Notifications (March 2021)

The Finance Ministry has proposed a new format for SEBI’s annual report.

The Finance Ministry has proposed the new format of the Security and Exchange Board of India’s “Annual Report” on Friday. The Securities and Exchange Board of India (Annual Report) Rules, 2021, have been amended to change the current format, which includes rearranging the contents to be presented. Also, income and expenditure will be required to be part of the annual report as against the existing provision of presenting annual account statements separately.

In light of the recent spat between the government and the routine over-transfer of surplus funds, the amended rules and format make some major changes to the income and expenditure portion. Officials, on the other hand, refer to the mentioning of accounts as a regular exercise, and they say that they are working to include more and more information in the annual report.
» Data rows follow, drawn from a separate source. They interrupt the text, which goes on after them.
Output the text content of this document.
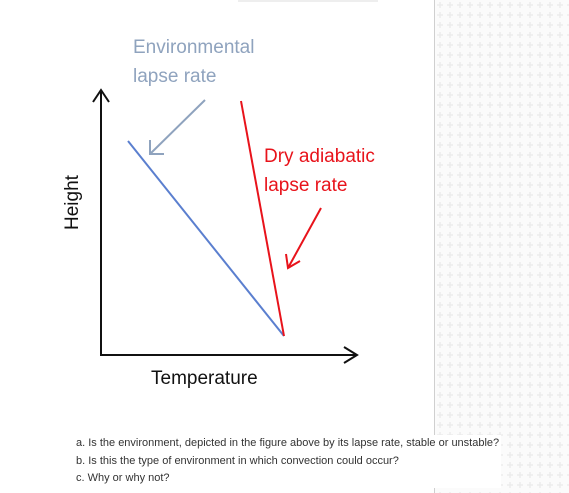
Environmental
lapse rate
Dry adiabatic
lapse rate
Temperature
Height
a. Is the environment, depicted in the figure above by its lapse rate, stable or unstable?
b. Is this the type of environment in which convection could occur?
c. Why or why not?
According to the new rules, the new format has 13 chapters. Each chapter provides a thorough examination and analysis of the current financial market, including the primary and secondary markets. Norms for fund management operations are also included in the rules (Mutual Fund, Alternative Investment Funds, Collective Investment Schemes, Real Estate Investment Trusts and Infrastructure Investment Trusts). Foreign portfolio investors and foreign venture capital investors are also covered by the rules.

TO READ OFFICIAL NOTIFICATION CLICK HERE.

The RBI plans to extend the cheque truncation system to all bank branches.

The Reserve Bank of India (RBI) has agreed to carry out the cheque truncation system (CTS) to all bank branches by September 2021 in order to speed up and smooth out the country’s cheque clearances.

To take advantage of CTS’s availability and provide a consistent customer experience regardless of the location of the bank branch, it was agreed to extend CTS to all bank branches in the country.  By September 30, 2021, banks must ensure that all of their branches are participating in image-based CTS under their respective grids. They are free to use any model they want, such as deploying appropriate infrastructure in every branch or using a hub-and-spoke model, and concerned banks should work with RBI Regional Offices to put the system in place, according to the central bank.

Since 2010, CTS has been in use and now includes nearly 1,50,000 branches. After September 2020, all 1,219 non-CTS clearing houses (ECCS centres) have been migrated to CTS. There are, however, bank branches that operate outside of any formal clearing arrangement, and their customers suffer as a result of the longer time and expense involved in processing cheques presented by them.

TO READ OFFICIAL NOTIFICATION CLICK HERE.

Contributions of Employee and Employer

The Aatmanirbhar Bharat Rozgar Yojana (ABRY) was launched to encourage employers to create new jobs while also providing social security benefits and restoring lost jobs during the COVID-19 pandemic. Under the scheme;

  • An employee with a monthly salary of less than Rs. 15000/- who was not employed in any EPFO-registered establishment prior to October 1, 2020, and who did not have a Universal Account Number or EPF Member account number prior to October 1, 2020, is eligible for the benefit.
  • Any EPF member with a Universal Account Number (UAN) and a monthly salary of less than Rs. 15000/- who left their job during the Covid pandemic from 01.03.2020 to 30.09.2020 and did not return to work in an EPF-covered institution before that date is also entitled to receive benefits.

This scheme, which is being introduced through the EPFO, relieves employers of financial burdens and encourages them to recruit more staff. The Government of India is crediting both the employees’ share (12 percent of wages) and the employers’ share (12 percent of wages) of contribution payable for a period of two years under ABRY, or only the employees’ share, depending on the employment intensity of EPFO registered establishments. The scheme has began on October 1, 2020, and will be available for registration of qualified employers and new hires until June 30, 2021. From the date of registration, the government will pay the subsidy for two years.